A closer look
Since Rick Perry announced that he is running for president, perhaps more folks will be taking a look at Incendiary: The Willingham Case, a fascinating documentary I reviewed at SXSW last spring. It's a frequently unsettling account of how dubious "science" possibly led to an irreversible miscarriage of justice.
Specifically, the film deals with the case of Cameron Todd Willingham, who was convicted for the 1991 arson murders of his three young children in Corsicana and executed in 2004, despite serious doubts raised about the prosecution's evidence. Perry, the governor of the great state of Texas, doesn't come off too well in the movie. And for good reason, according to Scott Keyes of Think Progress. Keyes writes:
In 2004, Cameron Todd Willingham was executed in Huntsville after being convicted of arson and the murder of his three children. Even after significant evidence emerged showing that arson had not caused the fire (thus exonerating Willingham), Perry refused to grant a stay of execution. Five years after Willingham was executed, a report from a Texas Forensic Science Commission investigator found that the fire could not have been arson. As the commission prepared to hear testimony from the investigator in October 2009, Perry quickly fired and replaced three of its members, forcing an indefinite delay in the hearing.

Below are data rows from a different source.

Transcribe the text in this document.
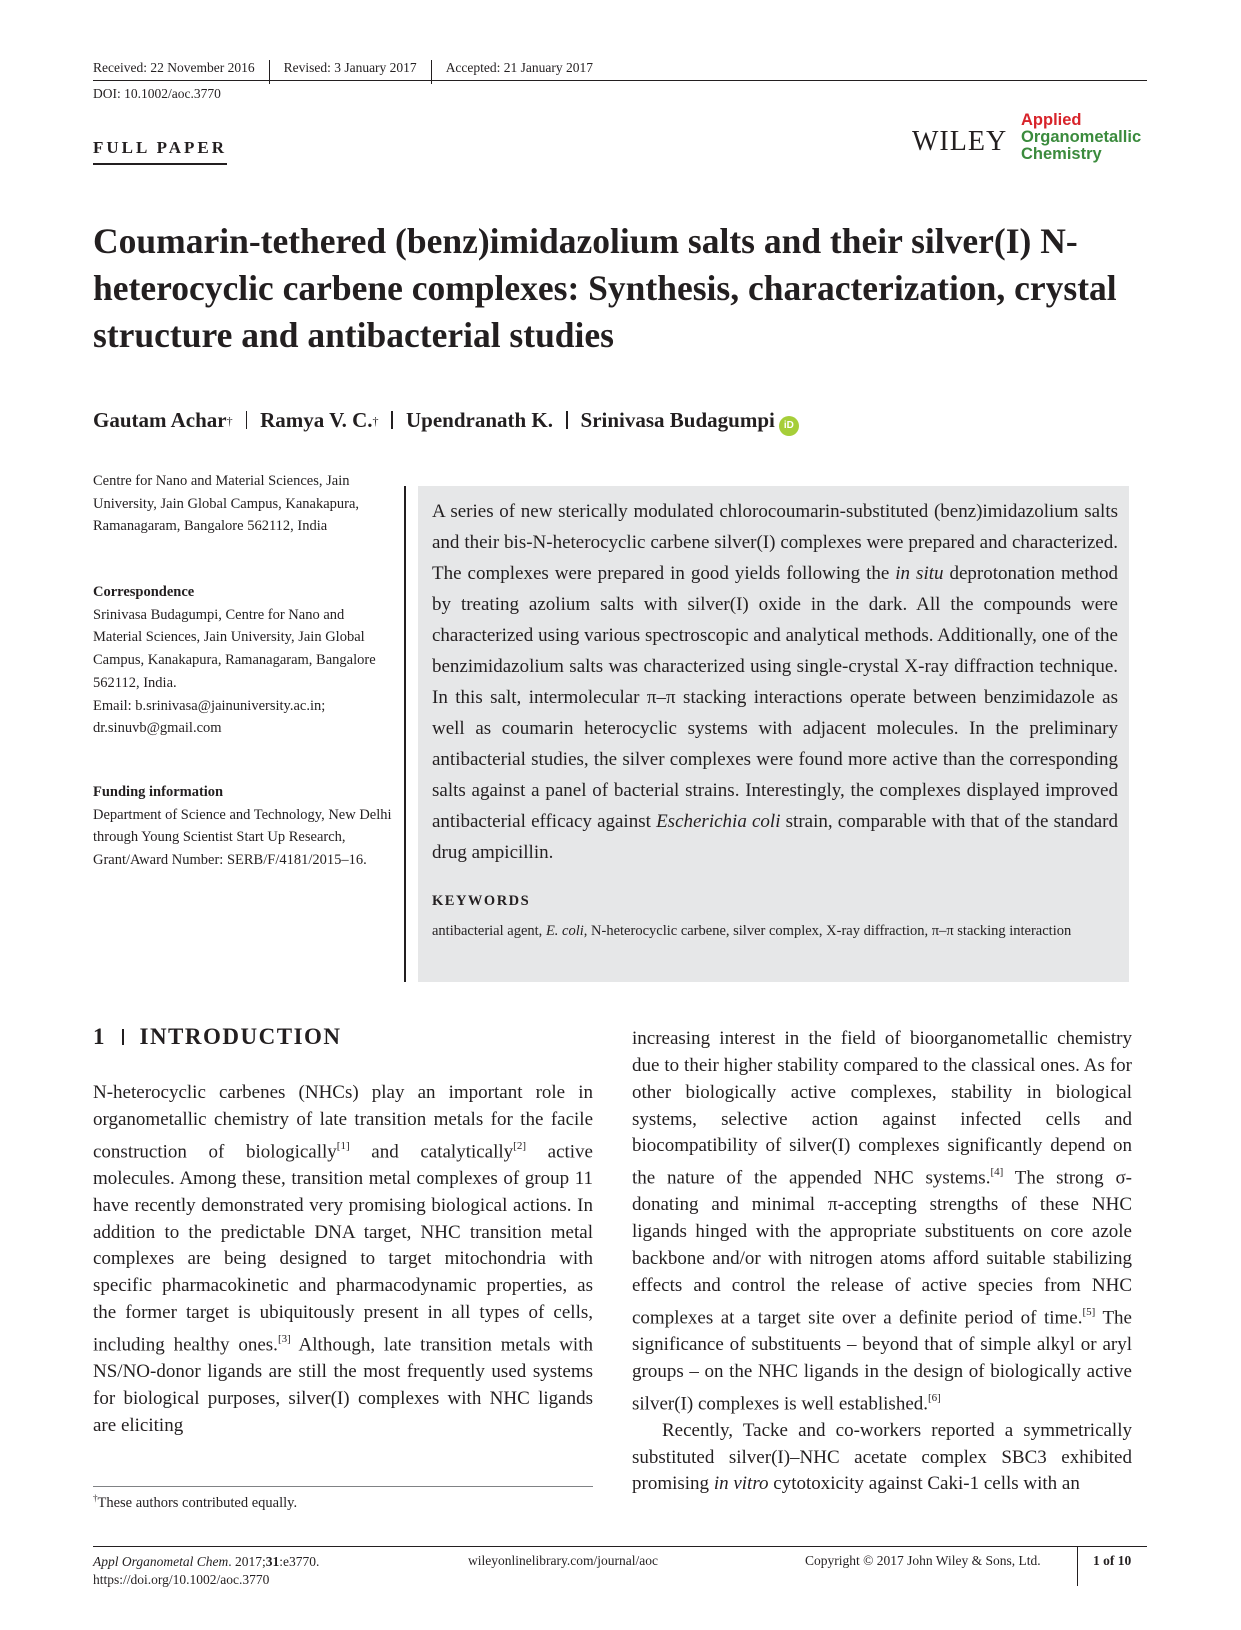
Received: 22 November 2016 Revised: 3 January 2017 Accepted: 21 January 2017
DOI: 10.1002/aoc.3770
FULL PAPER	WILEY
Applied
Organometallic
Chemistry
Coumarin-tethered (benz)imidazolium salts and their silver(I) N-heterocyclic carbene complexes: Synthesis, characterization, crystal structure and antibacterial studies
Gautam Achar† Ramya V. C.† Upendranath K. Srinivasa Budagumpi iD
Centre for Nano and Material Sciences, Jain University, Jain Global Campus, Kanakapura, Ramanagaram, Bangalore 562112, India
Correspondence
Srinivasa Budagumpi, Centre for Nano and Material Sciences, Jain University, Jain Global Campus, Kanakapura, Ramanagaram, Bangalore 562112, India.
Email: b.srinivasa@jainuniversity.ac.in; dr.sinuvb@gmail.com
Funding information
Department of Science and Technology, New Delhi through Young Scientist Start Up Research, Grant/Award Number: SERB/F/4181/2015–16.
A series of new sterically modulated chlorocoumarin-substituted (benz)imidazolium salts and their bis-N-heterocyclic carbene silver(I) complexes were prepared and characterized. The complexes were prepared in good yields following the in situ deprotonation method by treating azolium salts with silver(I) oxide in the dark. All the compounds were characterized using various spectroscopic and analytical methods. Additionally, one of the benzimidazolium salts was characterized using single-crystal X-ray diffraction technique. In this salt, intermolecular π–π stacking interactions operate between benzimidazole as well as coumarin heterocyclic systems with adjacent molecules. In the preliminary antibacterial studies, the silver complexes were found more active than the corresponding salts against a panel of bacterial strains. Interestingly, the complexes displayed improved antibacterial efficacy against Escherichia coli strain, comparable with that of the standard drug ampicillin.
KEYWORDS
antibacterial agent, E. coli, N-heterocyclic carbene, silver complex, X-ray diffraction, π–π stacking interaction
1 INTRODUCTION
N-heterocyclic carbenes (NHCs) play an important role in organometallic chemistry of late transition metals for the facile construction of biologically[1] and catalytically[2] active molecules. Among these, transition metal complexes of group 11 have recently demonstrated very promising biological actions. In addition to the predictable DNA target, NHC transition metal complexes are being designed to target mitochondria with specific pharmacokinetic and pharmacodynamic properties, as the former target is ubiquitously present in all types of cells, including healthy ones.[3] Although, late transition metals with NS/NO-donor ligands are still the most frequently used systems for biological purposes, silver(I) complexes with NHC ligands are eliciting
increasing interest in the field of bioorganometallic chemistry due to their higher stability compared to the classical ones. As for other biologically active complexes, stability in biological systems, selective action against infected cells and biocompatibility of silver(I) complexes significantly depend on the nature of the appended NHC systems.[4] The strong σ-donating and minimal π-accepting strengths of these NHC ligands hinged with the appropriate substituents on core azole backbone and/or with nitrogen atoms afford suitable stabilizing effects and control the release of active species from NHC complexes at a target site over a definite period of time.[5] The significance of substituents – beyond that of simple alkyl or aryl groups – on the NHC ligands in the design of biologically active silver(I) complexes is well established.[6]
Recently, Tacke and co-workers reported a symmetrically substituted silver(I)–NHC acetate complex SBC3 exhibited promising in vitro cytotoxicity against Caki-1 cells with an
†These authors contributed equally.
Appl Organometal Chem. 2017;31:e3770.
https://doi.org/10.1002/aoc.3770
wileyonlinelibrary.com/journal/aoc	Copyright © 2017 John Wiley & Sons, Ltd.	1 of 10
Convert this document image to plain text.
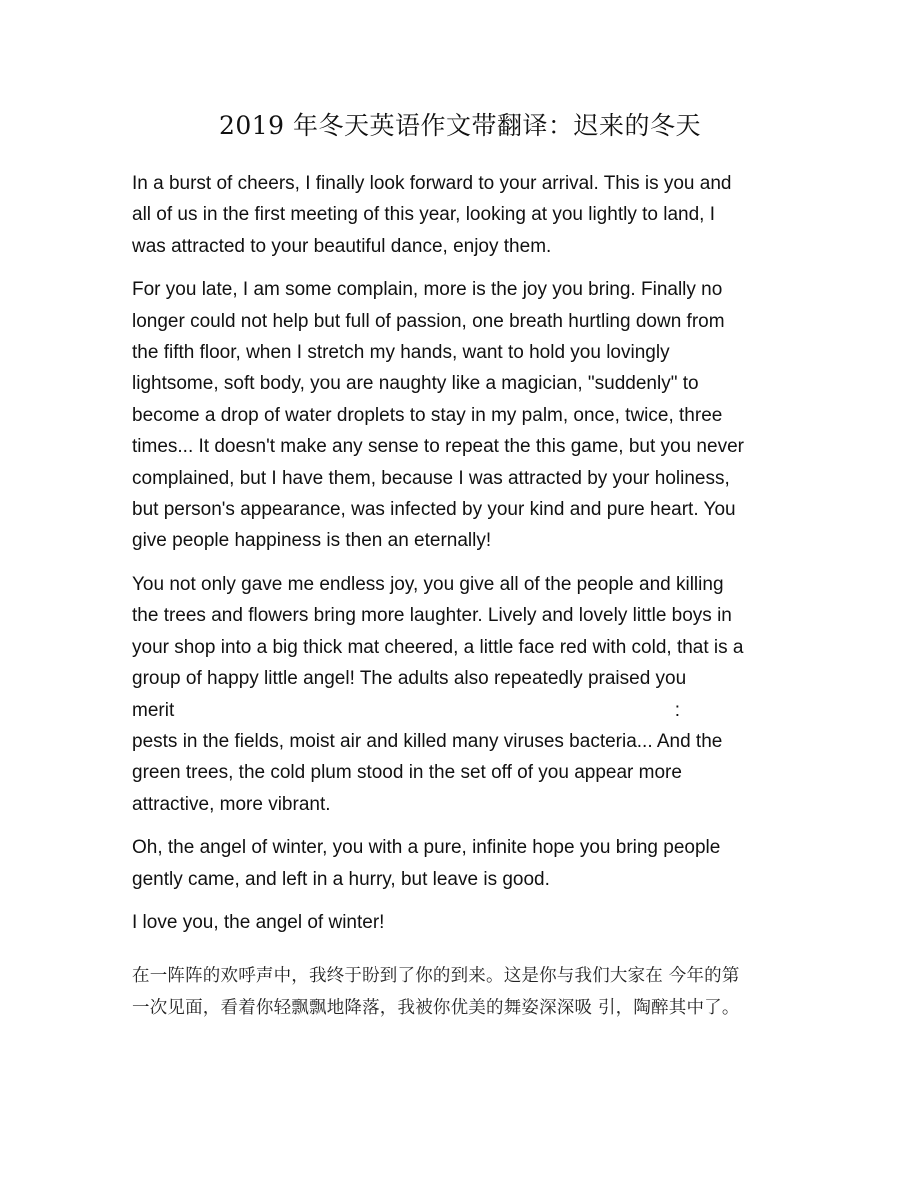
2019 年冬天英语作文带翻译：迟来的冬天

In a burst of cheers, I finally look forward to your arrival. This is you and all of us in the first meeting of this year, looking at you lightly to land, I was attracted to your beautiful dance, enjoy them.

For you late, I am some complain, more is the joy you bring. Finally no longer could not help but full of passion, one breath hurtling down from the fifth floor, when I stretch my hands, want to hold you lovingly lightsome, soft body, you are naughty like a magician, "suddenly" to become a drop of water droplets to stay in my palm, once, twice, three times... It doesn't make any sense to repeat the this game, but you never complained, but I have them, because I was attracted by your holiness, but person's appearance, was infected by your kind and pure heart. You give people happiness is then an eternally!

You not only gave me endless joy, you give all of the people and killing the trees and flowers bring more laughter. Lively and lovely little boys in your shop into a big thick mat cheered, a little face red with cold, that is a group of happy little angel! The adults also repeatedly praised you
merit	:
pests in the fields, moist air and killed many viruses bacteria... And the green trees, the cold plum stood in the set off of you appear more attractive, more vibrant.

Oh, the angel of winter, you with a pure, infinite hope you bring people gently came, and left in a hurry, but leave is good.

I love you, the angel of winter!

在一阵阵的欢呼声中，我终于盼到了你的到来。这是你与我们大家在 今年的第一次见面，看着你轻飘飘地降落，我被你优美的舞姿深深吸 引，陶醉其中了。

Critics allege that Perry used his political power to stymie an investigation into the case. But Perry insisted that Willingham's execution was appropriate and that Texas did not execute an innocent man.
"Willingham was a monster. He was a guy who murdered his three children, who tried to beat his wife into an abortion so that he wouldn't have those kids. Person after person has stood up and testified to facts of this case that quite frankly you all aren't covering," Perry told the Associated Press in 2009.
Expect the Willingham case to be one of a host of Perry decisions that get closer examination during the presidential race.